Developed in 2001, the Modified Static Aerobic Pile (MSAP) composting method was created to maximize the outcome of the HQ Catalyst application. Windrow dimension, bulking agent size, mixing procedures and turn frequency are all accurately prescribed, and occasionally modified to best match the compost’s source ingredients. The MSAP provides longer sustained pathogen destruction, a significant reduction of odors, and requires far less turning to produce a high-quality, finished compost in approximately 60 to 90 days with reduced operating costs.
“We worked with Darren to analyze our specific needs and discussed what the product could and couldn’t do and what the requirements would be to gain the maximum results. They helped us adapt their MSAP method to our wood waste material and fine tune the overall process.”
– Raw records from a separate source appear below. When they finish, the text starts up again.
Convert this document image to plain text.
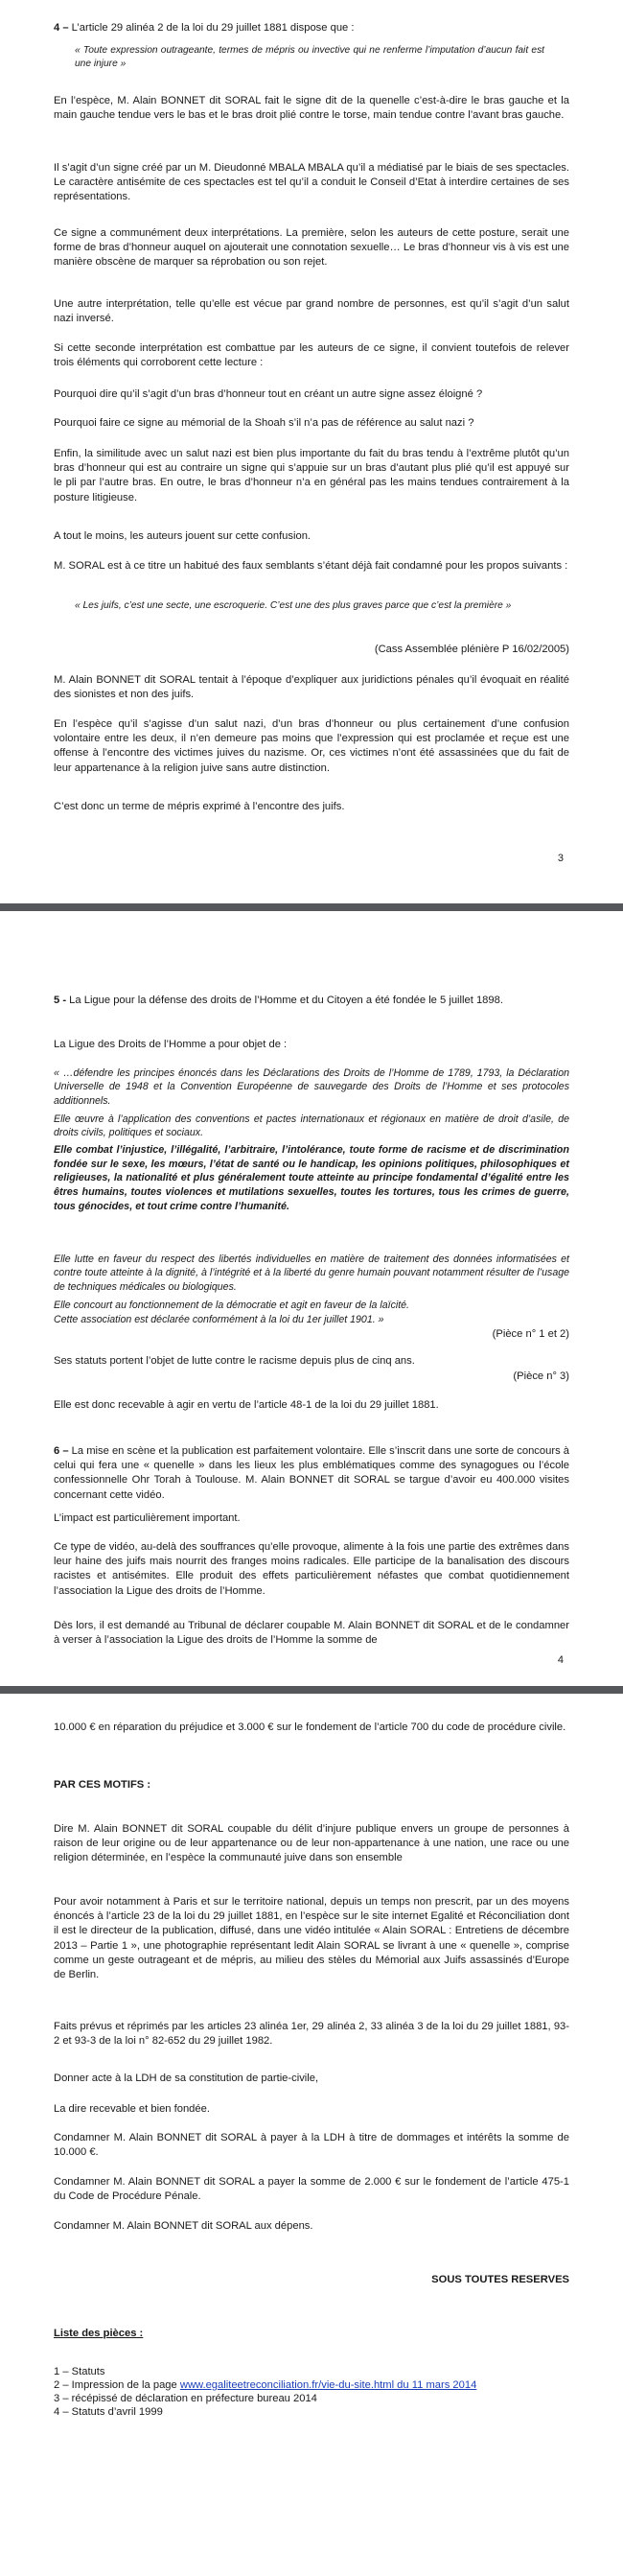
4 – L’article 29 alinéa 2 de la loi du 29 juillet 1881 dispose que :

« Toute expression outrageante, termes de mépris ou invective qui ne renferme l’imputation d’aucun fait est une injure »

En l’espèce, M. Alain BONNET dit SORAL fait le signe dit de la quenelle c’est-à-dire le bras gauche et la main gauche tendue vers le bas et le bras droit plié contre le torse, main tendue contre l’avant bras gauche.

Il s’agit d’un signe créé par un M. Dieudonné MBALA MBALA qu’il a médiatisé par le biais de ses spectacles. Le caractère antisémite de ces spectacles est tel qu’il a conduit le Conseil d’Etat à interdire certaines de ses représentations.

Ce signe a communément deux interprétations. La première, selon les auteurs de cette posture, serait une forme de bras d’honneur auquel on ajouterait une connotation sexuelle… Le bras d’honneur vis à vis est une manière obscène de marquer sa réprobation ou son rejet.

Une autre interprétation, telle qu’elle est vécue par grand nombre de personnes, est qu’il s’agit d’un salut nazi inversé.

Si cette seconde interprétation est combattue par les auteurs de ce signe, il convient toutefois de relever trois éléments qui corroborent cette lecture :

Pourquoi dire qu’il s’agit d’un bras d’honneur tout en créant un autre signe assez éloigné ?

Pourquoi faire ce signe au mémorial de la Shoah s’il n’a pas de référence au salut nazi ?

Enfin, la similitude avec un salut nazi est bien plus importante du fait du bras tendu à l’extrême plutôt qu’un bras d’honneur qui est au contraire un signe qui s’appuie sur un bras d’autant plus plié qu’il est appuyé sur le pli par l’autre bras. En outre, le bras d’honneur n’a en général pas les mains tendues contrairement à la posture litigieuse.

A tout le moins, les auteurs jouent sur cette confusion.

M. SORAL est à ce titre un habitué des faux semblants s’étant déjà fait condamné pour les propos suivants :

« Les juifs, c’est une secte, une escroquerie. C’est une des plus graves parce que c’est la première »

(Cass Assemblée plénière P 16/02/2005)

M. Alain BONNET dit SORAL tentait à l’époque d’expliquer aux juridictions pénales qu’il évoquait en réalité des sionistes et non des juifs.

En l’espèce qu’il s’agisse d’un salut nazi, d’un bras d’honneur ou plus certainement d’une confusion volontaire entre les deux, il n’en demeure pas moins que l’expression qui est proclamée et reçue est une offense à l’encontre des victimes juives du nazisme. Or, ces victimes n’ont été assassinées que du fait de leur appartenance à la religion juive sans autre distinction.

C’est donc un terme de mépris exprimé à l’encontre des juifs.

3

5 - La Ligue pour la défense des droits de l’Homme et du Citoyen a été fondée le 5 juillet 1898.

La Ligue des Droits de l’Homme a pour objet de :

« …défendre les principes énoncés dans les Déclarations des Droits de l’Homme de 1789, 1793, la Déclaration Universelle de 1948 et la Convention Européenne de sauvegarde des Droits de l’Homme et ses protocoles additionnels.

Elle œuvre à l’application des conventions et pactes internationaux et régionaux en matière de droit d’asile, de droits civils, politiques et sociaux.

Elle combat l’injustice, l’illégalité, l’arbitraire, l’intolérance, toute forme de racisme et de discrimination fondée sur le sexe, les mœurs, l’état de santé ou le handicap, les opinions politiques, philosophiques et religieuses, la nationalité et plus généralement toute atteinte au principe fondamental d’égalité entre les êtres humains, toutes violences et mutilations sexuelles, toutes les tortures, tous les crimes de guerre, tous génocides, et tout crime contre l’humanité.

Elle lutte en faveur du respect des libertés individuelles en matière de traitement des données informatisées et contre toute atteinte à la dignité, à l’intégrité et à la liberté du genre humain pouvant notamment résulter de l’usage de techniques médicales ou biologiques.

Elle concourt au fonctionnement de la démocratie et agit en faveur de la laïcité.

Cette association est déclarée conformément à la loi du 1er juillet 1901. »

(Pièce n° 1 et 2)

Ses statuts portent l’objet de lutte contre le racisme depuis plus de cinq ans.

(Pièce n° 3)

Elle est donc recevable à agir en vertu de l’article 48-1 de la loi du 29 juillet 1881.

6 – La mise en scène et la publication est parfaitement volontaire. Elle s’inscrit dans une sorte de concours à celui qui fera une « quenelle » dans les lieux les plus emblématiques comme des synagogues ou l’école confessionnelle Ohr Torah à Toulouse. M. Alain BONNET dit SORAL se targue d’avoir eu 400.000 visites concernant cette vidéo.

L’impact est particulièrement important.

Ce type de vidéo, au-delà des souffrances qu’elle provoque, alimente à la fois une partie des extrêmes dans leur haine des juifs mais nourrit des franges moins radicales. Elle participe de la banalisation des discours racistes et antisémites. Elle produit des effets particulièrement néfastes que combat quotidiennement l’association la Ligue des droits de l’Homme.

Dès lors, il est demandé au Tribunal de déclarer coupable M. Alain BONNET dit SORAL et de le condamner à verser à l’association la Ligue des droits de l’Homme la somme de

4

10.000 € en réparation du préjudice et 3.000 € sur le fondement de l’article 700 du code de procédure civile.

PAR CES MOTIFS :

Dire M. Alain BONNET dit SORAL coupable du délit d’injure publique envers un groupe de personnes à raison de leur origine ou de leur appartenance ou de leur non-appartenance à une nation, une race ou une religion déterminée, en l’espèce la communauté juive dans son ensemble

Pour avoir notamment à Paris et sur le territoire national, depuis un temps non prescrit, par un des moyens énoncés à l’article 23 de la loi du 29 juillet 1881, en l’espèce sur le site internet Egalité et Réconciliation dont il est le directeur de la publication, diffusé, dans une vidéo intitulée « Alain SORAL : Entretiens de décembre 2013 – Partie 1 », une photographie représentant ledit Alain SORAL se livrant à une « quenelle », comprise comme un geste outrageant et de mépris, au milieu des stèles du Mémorial aux Juifs assassinés d’Europe de Berlin.

Faits prévus et réprimés par les articles 23 alinéa 1er, 29 alinéa 2, 33 alinéa 3 de la loi du 29 juillet 1881, 93-2 et 93-3 de la loi n° 82-652 du 29 juillet 1982.

Donner acte à la LDH de sa constitution de partie-civile,

La dire recevable et bien fondée.

Condamner M. Alain BONNET dit SORAL à payer à la LDH à titre de dommages et intérêts la somme de 10.000 €.

Condamner M. Alain BONNET dit SORAL a payer la somme de 2.000 € sur le fondement de l’article 475-1 du Code de Procédure Pénale.

Condamner M. Alain BONNET dit SORAL aux dépens.

SOUS TOUTES RESERVES

Liste des pièces :

1 – Statuts

2 – Impression de la page www.egaliteetreconciliation.fr/vie-du-site.html du 11 mars 2014

3 – récépissé de déclaration en préfecture bureau 2014

4 – Statuts d’avril 1999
Bay Mulch was thrilled with the outcome, and their customers noticed immediately. “We’ve been able to double the price of our finished material and still sell it as fast as we can make it. Our customers rave about the product, and now we’re getting the organic growers in the area looking to arrange contracts with us to supply them with compost.”
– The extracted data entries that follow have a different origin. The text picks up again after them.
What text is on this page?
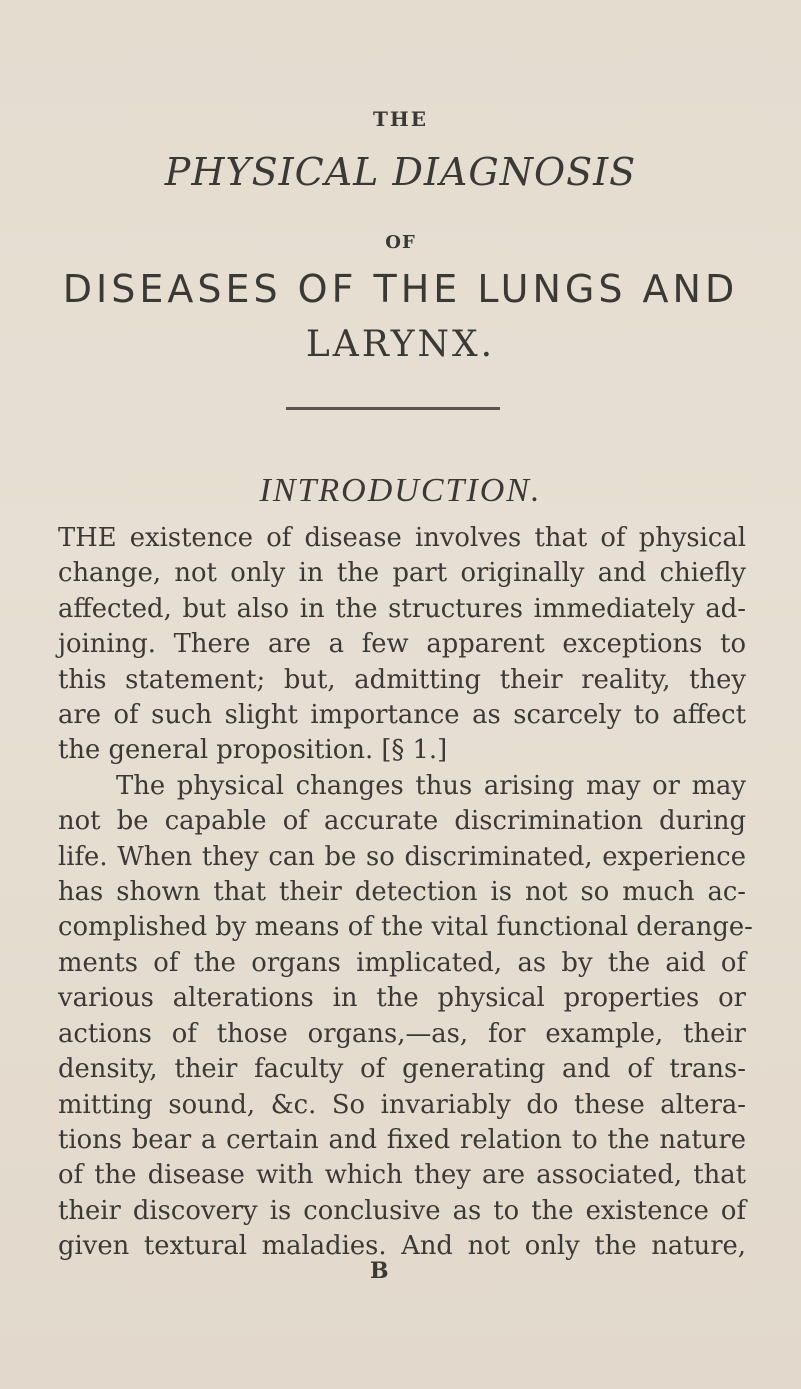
THE
PHYSICAL DIAGNOSIS
OF
DISEASES OF THE LUNGS AND
LARYNX.
INTRODUCTION.
THE existence of disease involves that of physical
change, not only in the part originally and chiefly
affected, but also in the structures immediately ad-
joining. There are a few apparent exceptions to
this statement; but, admitting their reality, they
are of such slight importance as scarcely to affect
the general proposition. [§ 1.]
The physical changes thus arising may or may
not be capable of accurate discrimination during
life. When they can be so discriminated, experience
has shown that their detection is not so much ac-
complished by means of the vital functional derange-
ments of the organs implicated, as by the aid of
various alterations in the physical properties or
actions of those organs,—as, for example, their
density, their faculty of generating and of trans-
mitting sound, &c. So invariably do these altera-
tions bear a certain and fixed relation to the nature
of the disease with which they are associated, that
their discovery is conclusive as to the existence of
given textural maladies. And not only the nature,
B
Because of the precision with which the HQ Catalyst functions, Bay Mulch has been able to capitalize on the expanding opportunity to collect and compost food waste from area institutions as well. “Composting food waste presents a different set of challenges, and Harvest Quest has allowed us to mitigate those issues. We see this as a huge opportunity moving forward. There are so many avenues for collecting source material: breweries, coffee houses, grocery store chains, not to mention the post-consumer market. We have a lot more permitting to obtain but the potential is there for sure.”
For all Bay Mulch has overcome (they still haven’t sold any cypress mulch), Kirkland believes their biggest battle is still overcoming the negative preconceptions that compost can have in the Florida marketplace. “We try to emphasize our product as an enriched compost,” he explained. “Compost can still have a bad connotation in Florida. After the hurricane, all the green waste was just piled up and after a couple of years it was screen and called compost, but that’s not even near the same thing.”
So much of that low-grade decomposed material was sold as compost, that Bay Mulch still confronts an uphill battle when trying to overcome that expectation. But once they do get a customer to employ their product, the result more than speaks for itself. And the real challenge is producing enough compost product to satisfy the demand.